Publication year - 2001
Publication title -
british journal of dermatology
Language(s) - English
Resource type - Journals
SCImago Journal Rank - 2.304
H-Index - 179
eISSN - 1365-2133
pISSN - 0007-0963
DOI - 10.1046/j.1365-2133.2001.04409.x
Subject(s) - inhalation , corticosterone , immune system , chemistry , delayed hypersensitivity , inhalation exposure , immunology , pharmacology , biochemistry , medicine , anesthesia , hormone
Background Various skin functions are affected by stress. We have previously shown that odorant inhalation can regulate skin immune reactions. Objectives To test the hypothesis that certain odorants can mitigate the effects of stress on skin immune reactions. Methods Contact hypersensitivity (CH) reactions were elicited in C57BL/6 mice.
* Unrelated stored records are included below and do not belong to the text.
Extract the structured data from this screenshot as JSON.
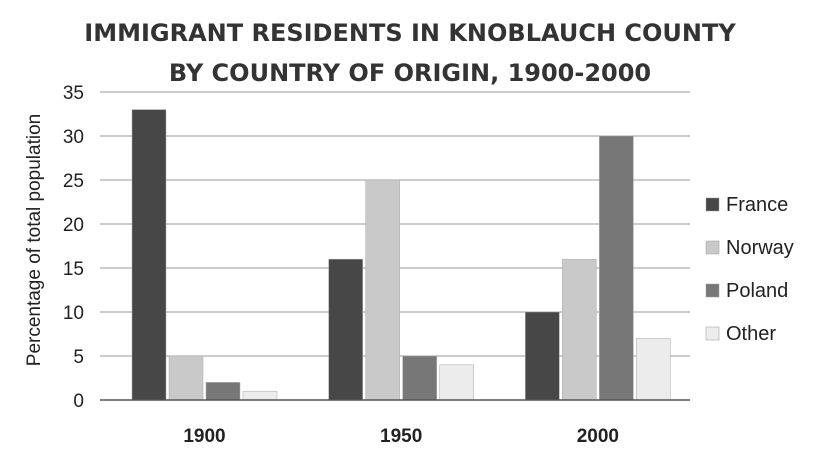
{
  "chart_data": {
    "type": "bar",
    "title_lines": [
      "IMMIGRANT RESIDENTS IN KNOBLAUCH COUNTY",
      "BY COUNTRY OF ORIGIN, 1900-2000"
    ],
    "categories": [
      "1900",
      "1950",
      "2000"
    ],
    "series": [
      {
        "name": "France",
        "color": "#474747",
        "values": [
          33,
          16,
          10
        ]
      },
      {
        "name": "Norway",
        "color": "#c9c9c9",
        "values": [
          5,
          25,
          16
        ]
      },
      {
        "name": "Poland",
        "color": "#777777",
        "values": [
          2,
          5,
          30
        ]
      },
      {
        "name": "Other",
        "color": "#ececec",
        "values": [
          1,
          4,
          7
        ]
      }
    ],
    "ylabel": "Percentage of total population",
    "ylim": [
      0,
      35
    ],
    "yticks": [
      0,
      5,
      10,
      15,
      20,
      25,
      30,
      35
    ],
    "grid": true,
    "legend": "right"
  }
}
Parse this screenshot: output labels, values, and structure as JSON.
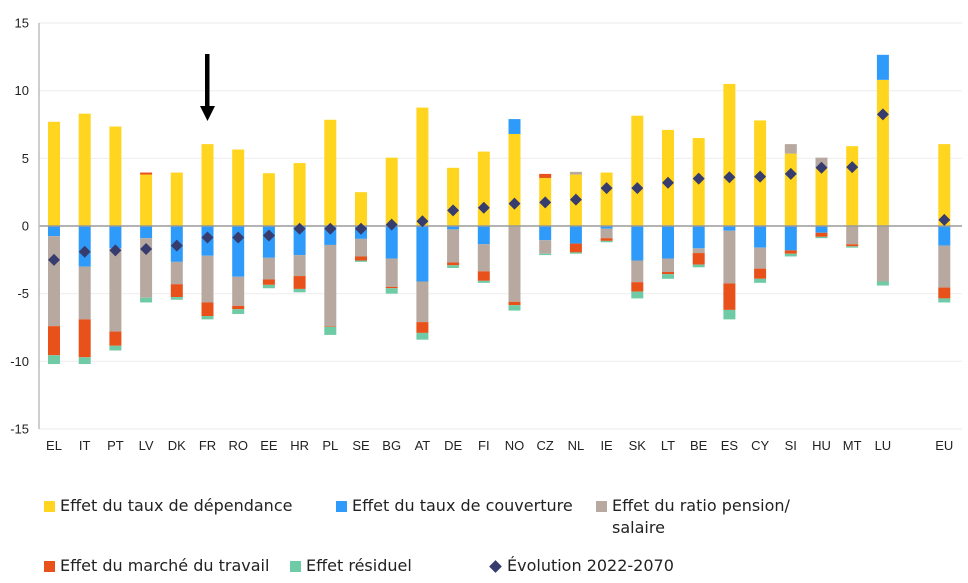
{
  "chart_data": {
    "type": "bar",
    "stacked": true,
    "title": "",
    "xlabel": "",
    "ylabel": "",
    "ylim": [
      -15,
      15
    ],
    "yticks": [
      15,
      10,
      5,
      0,
      -5,
      -10,
      -15
    ],
    "grid": true,
    "legend_position": "bottom",
    "categories": [
      "EL",
      "IT",
      "PT",
      "LV",
      "DK",
      "FR",
      "RO",
      "EE",
      "HR",
      "PL",
      "SE",
      "BG",
      "AT",
      "DE",
      "FI",
      "NO",
      "CZ",
      "NL",
      "IE",
      "SK",
      "LT",
      "BE",
      "ES",
      "CY",
      "SI",
      "HU",
      "MT",
      "LU",
      "",
      "EU"
    ],
    "series": [
      {
        "name": "Effet du taux de dépendance",
        "key": "dep",
        "color": "#FFD520",
        "values": [
          7.7,
          8.3,
          7.35,
          3.8,
          3.95,
          6.05,
          5.65,
          3.9,
          4.65,
          7.85,
          2.5,
          5.05,
          8.75,
          4.3,
          5.5,
          6.8,
          3.55,
          3.8,
          3.95,
          8.15,
          7.1,
          6.5,
          10.5,
          7.8,
          5.35,
          4.35,
          5.9,
          10.8,
          null,
          6.05
        ]
      },
      {
        "name": "Effet du taux de couverture",
        "key": "cov",
        "color": "#2E9BFA",
        "values": [
          -0.75,
          -3.0,
          -1.65,
          -0.9,
          -2.65,
          -2.2,
          -3.75,
          -2.35,
          -2.15,
          -1.4,
          -0.95,
          -2.4,
          -4.1,
          -0.25,
          -1.35,
          1.1,
          -1.05,
          -1.3,
          -0.2,
          -2.55,
          -2.4,
          -1.65,
          -0.35,
          -1.6,
          -1.8,
          -0.5,
          0,
          1.85,
          null,
          -1.45
        ]
      },
      {
        "name": "Effet du ratio pension/ salaire",
        "key": "ratio",
        "color": "#B7A8A0",
        "values": [
          -6.65,
          -3.9,
          -6.15,
          -4.4,
          -1.65,
          -3.45,
          -2.15,
          -1.6,
          -1.55,
          -6.0,
          -1.3,
          -2.1,
          -3.0,
          -2.45,
          -2.0,
          -5.6,
          -1.0,
          0.2,
          -0.7,
          -1.6,
          -1.0,
          -0.35,
          -3.9,
          -1.55,
          0.7,
          0.7,
          -1.35,
          -4.1,
          null,
          -3.1
        ]
      },
      {
        "name": "Effet du marché du travail",
        "key": "lab",
        "color": "#E8511A",
        "values": [
          -2.15,
          -2.8,
          -1.05,
          0.15,
          -0.95,
          -1.0,
          -0.25,
          -0.4,
          -0.95,
          -0.05,
          -0.3,
          -0.1,
          -0.8,
          -0.2,
          -0.7,
          -0.25,
          0.3,
          -0.65,
          -0.2,
          -0.7,
          -0.15,
          -0.85,
          -1.95,
          -0.75,
          -0.25,
          -0.3,
          -0.15,
          0,
          null,
          -0.8
        ]
      },
      {
        "name": "Effet résiduel",
        "key": "res",
        "color": "#6FCBA6",
        "values": [
          -0.65,
          -0.5,
          -0.35,
          -0.35,
          -0.2,
          -0.25,
          -0.35,
          -0.25,
          -0.25,
          -0.6,
          -0.1,
          -0.4,
          -0.5,
          -0.2,
          -0.15,
          -0.4,
          -0.1,
          -0.1,
          -0.1,
          -0.5,
          -0.35,
          -0.2,
          -0.7,
          -0.3,
          -0.2,
          -0.1,
          -0.1,
          -0.3,
          null,
          -0.3
        ]
      }
    ],
    "markers": {
      "name": "Évolution 2022-2070",
      "color": "#373C6E",
      "values": [
        -2.5,
        -1.9,
        -1.8,
        -1.7,
        -1.45,
        -0.85,
        -0.85,
        -0.7,
        -0.2,
        -0.2,
        -0.2,
        0.1,
        0.35,
        1.15,
        1.35,
        1.65,
        1.75,
        1.95,
        2.8,
        2.8,
        3.2,
        3.5,
        3.6,
        3.65,
        3.85,
        4.3,
        4.35,
        8.25,
        null,
        0.45
      ]
    },
    "annotations": [
      {
        "type": "arrow",
        "direction": "down",
        "target_category": "FR"
      }
    ]
  },
  "legend": {
    "items": [
      {
        "label": "Effet du taux de dépendance",
        "color": "#FFD520",
        "shape": "square"
      },
      {
        "label": "Effet du taux de couverture",
        "color": "#2E9BFA",
        "shape": "square"
      },
      {
        "label": "Effet du ratio pension/\nsalaire",
        "color": "#B7A8A0",
        "shape": "square"
      },
      {
        "label": "Effet du marché du travail",
        "color": "#E8511A",
        "shape": "square"
      },
      {
        "label": "Effet résiduel",
        "color": "#6FCBA6",
        "shape": "square"
      },
      {
        "label": "Évolution 2022-2070",
        "color": "#373C6E",
        "shape": "diamond"
      }
    ]
  }
}
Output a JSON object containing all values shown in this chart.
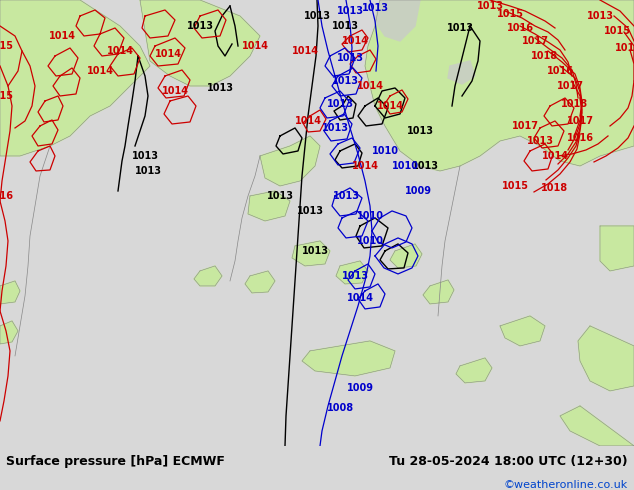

Mice were subjected to immobilization stress and were exposed to odorants for 2 days. Epidermal sheets were stained for I‐A antigens and analysed by confocal laser scanning microscopy. Serum corticosterone levels were assayed by radioimmunoassay. Results Exposure of mice to 1,3‐dimethoxy‐5‐methylbenzene (DMMB) had no effect on the intact CH reaction, but it upregulated the reaction suppressed by immobilization stress. Other odorants, including terpinyl acetate and valerian oil, had minor effects on the CH reaction. Suppression of I‐A‐positive cells was prevented by DMMB inhalation. Valerian oil, but not DMMB, downregulated stress‐induced plasma corticosterone levels. Conclusions Results suggest that odorant inhalation modulates various physiological pathways, some of which result in regulation of skin function.